Footsteps ring out from the spiraling obsidian stairs we just descended. Slow. Deliberate. The metallic clink of heavy silver chains dragging against rock.
"Prince Lucien," a voice calls out. It is a voice like crushed glass, devoid of breath or moisture. "The threshold wards registered a dual-sync. A royal signature paired with an unregistered human pulse. You are harboring the fugitive."
Lucien does not look at me. He unbuttons the silver clasps of his ruined coat, letting the heavy wool slip silently from his shoulders, freeing his arms.
"Inquisitor Silas," Lucien calls back, his voice projecting through the cavern, smooth and terrifyingly calm. He steps out from the shadow of the columbarium, leaving me hidden in the dark. "You are trespassing in the royal vaults."
"The High Council has suspended your unilateral access, Your Highness," the Inquisitor counters. The heavy footsteps stop near the shattered workbench. "The temporal resonance in this chamber is spiking. Hand over the human. Her blood is required for the pyre."
I press my spine against the freezing granite. If Silas finds me, I burn. I calculate the distance to the stairs, the odds of slipping past an ancient vampire enforcer in the dark. Zero.
I wait for Lucien to step aside. I wait for the apex predator of the Crimson Bank to calculate the odds, to realize that handing me over clears him of treason, buys him time, and eliminates the woman prophesied to drive a stake through his heart. It is the only logical move for a Villain-King.
"The human is under my direct seal," Lucien’s voice rings out, cold and absolute. "By the ancient writ of the First Blood, you require my permission to cross this threshold. I do not grant it."
"You invoke the Blood Veto for a street rat?" Silas sounds genuinely baffled. "The cost of resisting a Council mandate will strip you of your seat, Lucien. It will trigger a tribunal of your own."
"Then convene the tribunal."
A sickening, wet tearing sound echoes through the chamber. I peek around the edge of the granite. Lucien has drawn his silver stiletto. He is dragging the blade across the palm of his own hand. He slams his bleeding hand against the stone floor.

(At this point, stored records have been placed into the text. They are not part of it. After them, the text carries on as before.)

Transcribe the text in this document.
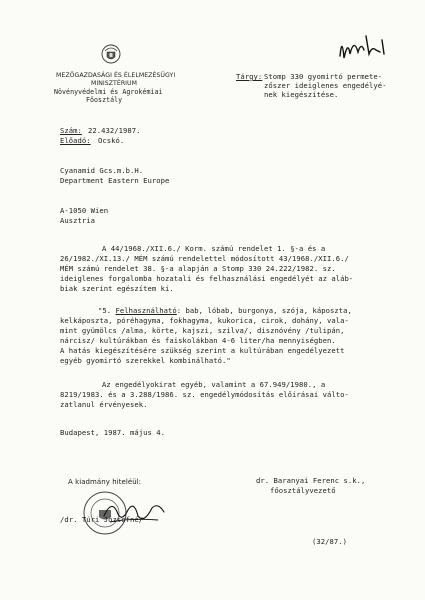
MEZŐGAZDASÁGI ÉS ÉLELMEZÉSÜGYI
MINISZTÉRIUM
Növényvédelmi és Agrokémiai
Főosztály
Tárgy: Stomp 330 gyomirtó permete-
zőszer ideiglenes engedélyé-
nek kiegészítése.
Szám: 22.432/1987.
Előadó: Ocskó.
Cyanamid Gcs.m.b.H.
Department Eastern Europe
A-1050 Wien
Ausztria
A 44/1968./XII.6./ Korm. számú rendelet 1. §-a és a
26/1982./XI.13./ MÉM számú rendelettel módosított 43/1968./XII.6./
MÉM számú rendelet 38. §-a alapján a Stomp 330 24.222/1982. sz.
ideiglenes forgalomba hozatali és felhasználási engedélyét az aláb-
biak szerint egészítem ki.
"5. Felhasználható: bab, lóbab, burgonya, szója, káposzta,
kelkáposzta, póréhagyma, fokhagyma, kukorica, cirok, dohány, vala-
mint gyümölcs /alma, körte, kajszi, szilva/, disznóvény /tulipán,
nárcisz/ kultúrákban és faiskolákban 4-6 liter/ha mennyiségben.
A hatás kiegészítésére szükség szerint a kultúrában engedélyezett
egyéb gyomirtó szerekkel kombinálható."
Az engedélyokirat egyéb, valamint a 67.949/1980., a
8219/1983. és a 3.288/1986. sz. engedélymódosítás előírásai válto-
zatlanul érvényesek.
Budapest, 1987. május 4.
dr. Baranyai Ferenc s.k.,
főosztályvezető
A kiadmány hiteléül:
/dr. Túri Józsefné/
(32/87.)
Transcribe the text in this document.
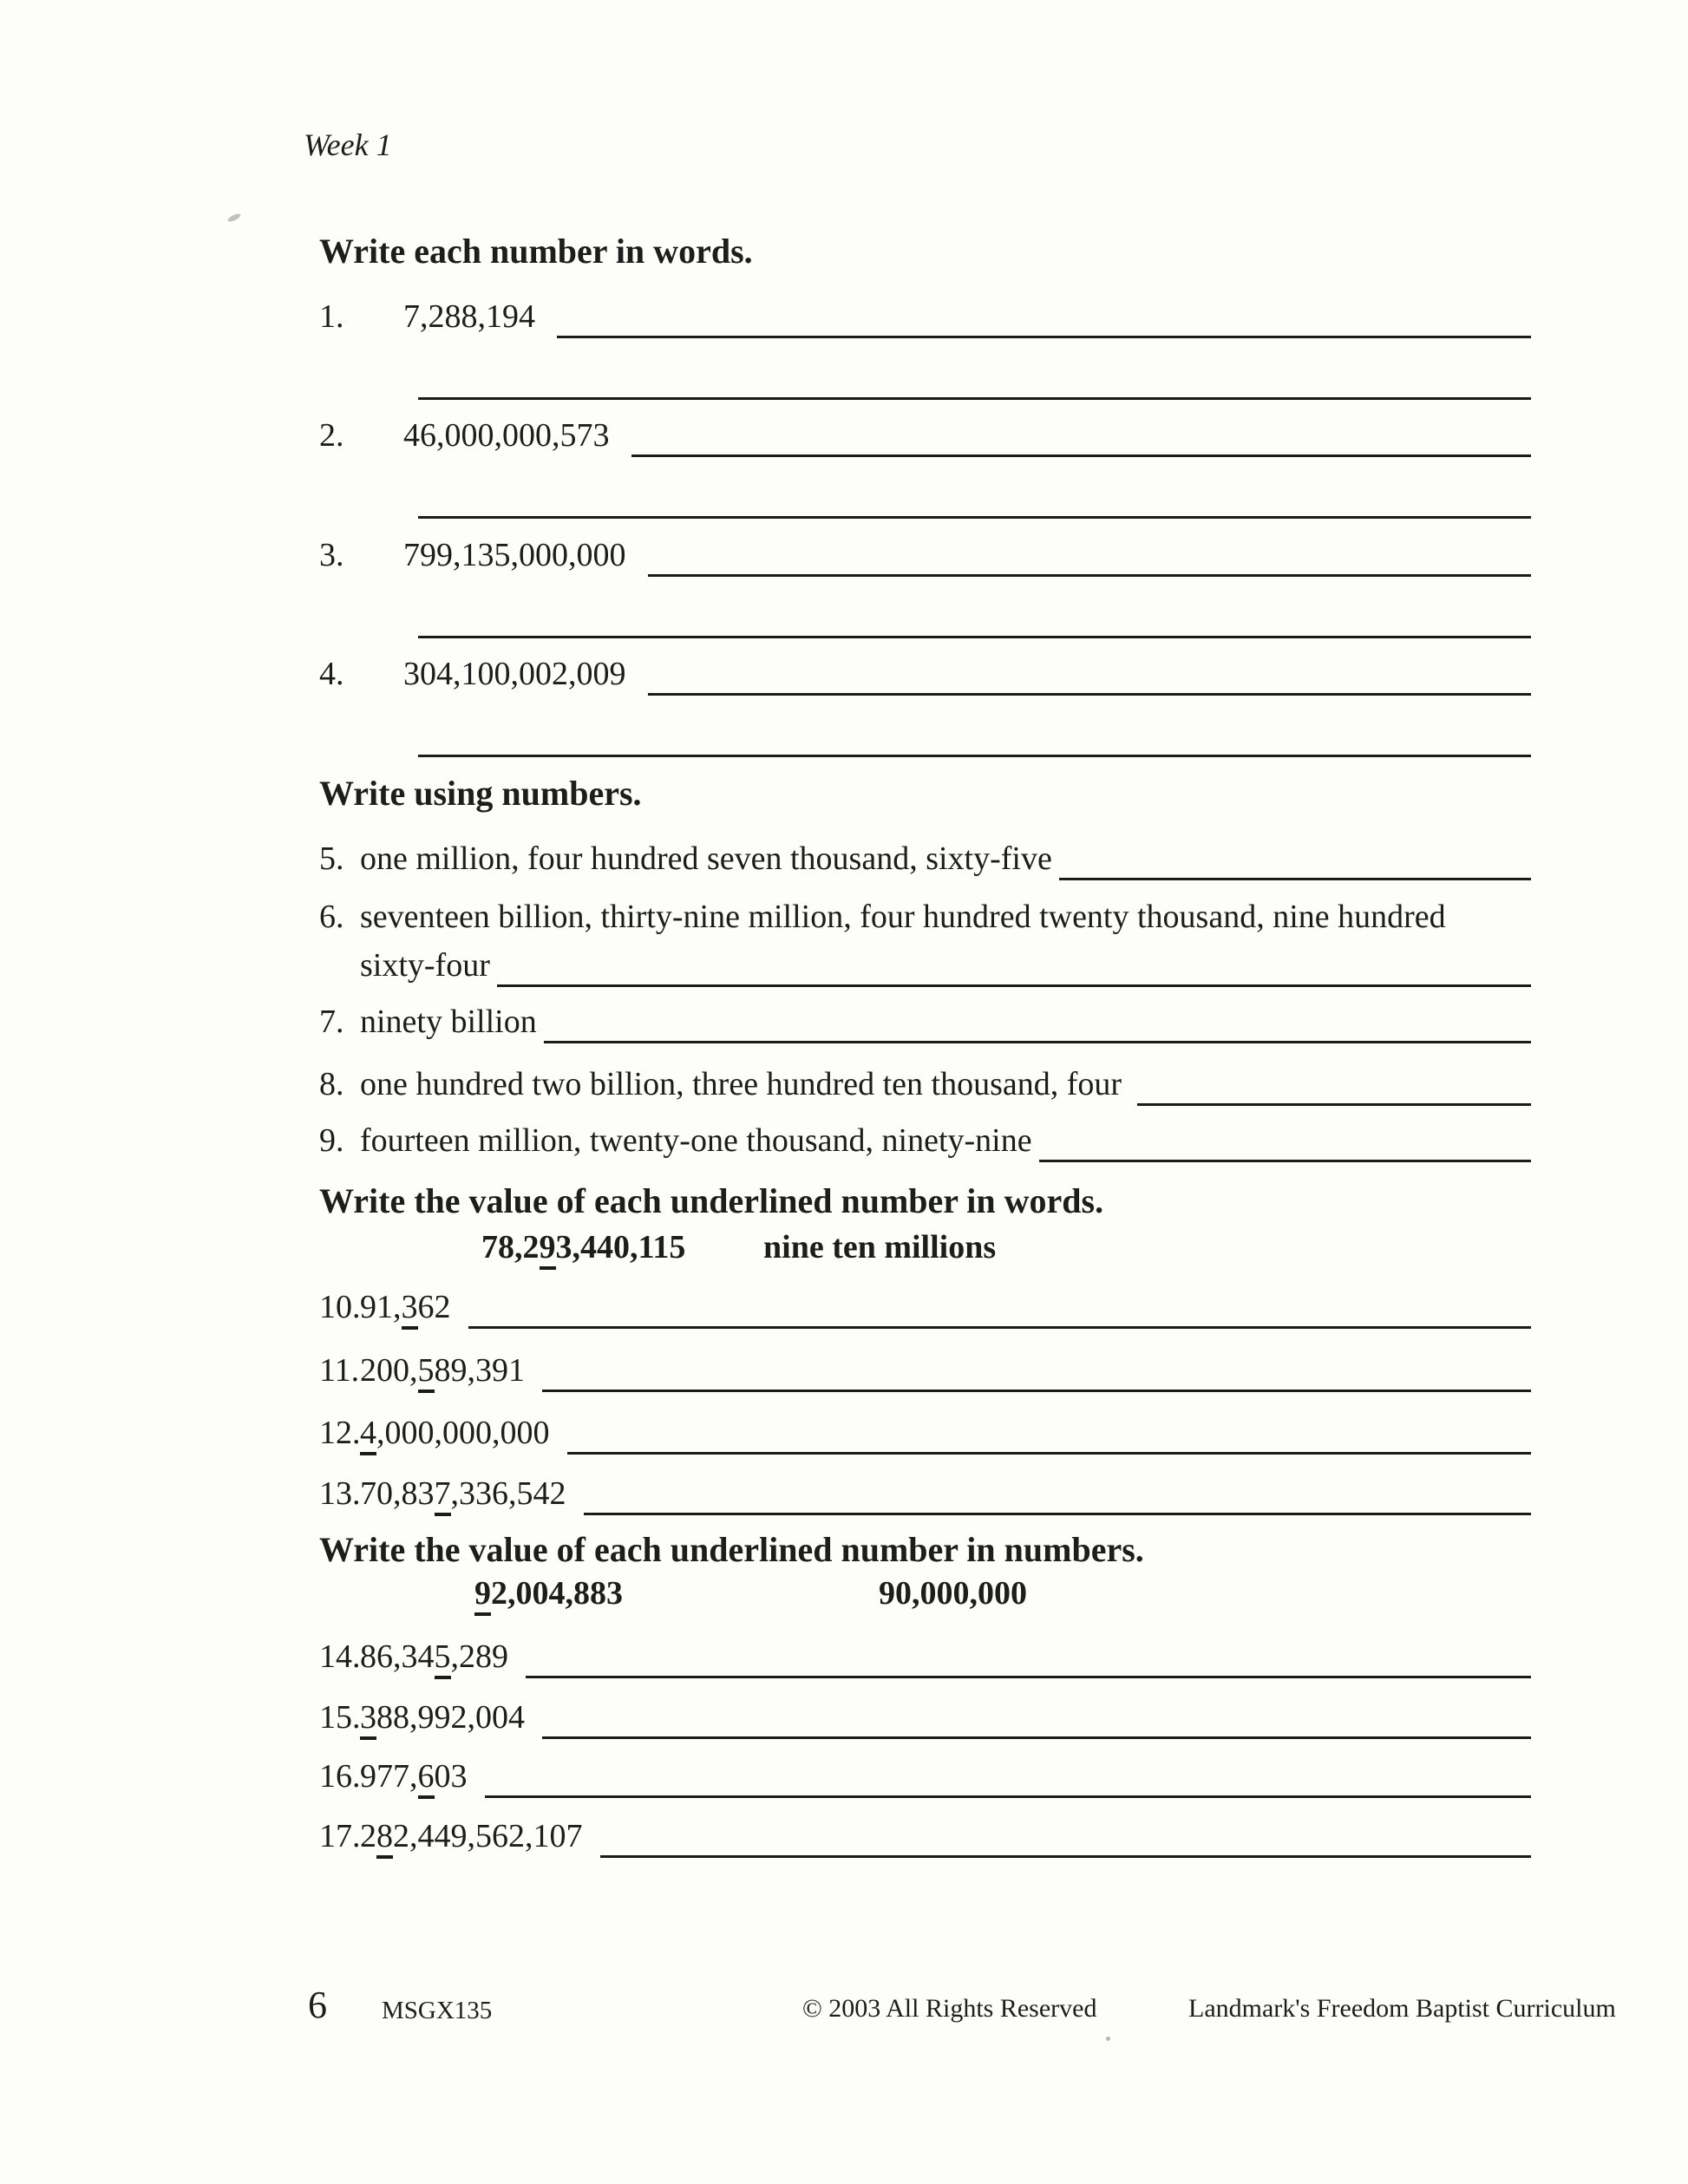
Week 1
Write each number in words.
1.	7,288,194
2.	46,000,000,573
3.	799,135,000,000
4.	304,100,002,009
Write using numbers.
5. one million, four hundred seven thousand, sixty-five
6. seventeen billion, thirty-nine million, four hundred twenty thousand, nine hundred
sixty-four
7. ninety billion
8. one hundred two billion, three hundred ten thousand, four
9. fourteen million, twenty-one thousand, ninety-nine
Write the value of each underlined number in words.
78,293,440,115 nine ten millions
10. 91,362
11. 200,589,391
12. 4,000,000,000
13. 70,837,336,542
Write the value of each underlined number in numbers.
92,004,883	90,000,000
14. 86,345,289
15. 388,992,004
16. 977,603
17. 282,449,562,107
6 MSGX135	© 2003 All Rights Reserved	Landmark's Freedom Baptist Curriculum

A shockwave of pure, crimson kinetic force erupts from his palm, sweeping across the stone and crashing into the unseen Inquisitor. The sound of heavy armor slamming into the cavern wall follows, accompanied by a choked hiss of pain. The air pressure drops violently as a localized ward snaps into place, sealing the alcove in a dome of impenetrable, shimmering red light.
Lucien staggers slightly, his breathing suddenly ragged. The Blood Veto is not a political maneuver; it is a physical barricade fueled by the caster’s own vitality. He just severed his standing with the High Council and burned a massive reserve of his own strength, all to keep the Inquisitor away from me.
Why?
The synced heartbeat in my chest thuds with a heavy, hollow ache, mirroring the physical toll he is taking. I look away from him, my eyes scanning the debris of the shattered workbench near my boots.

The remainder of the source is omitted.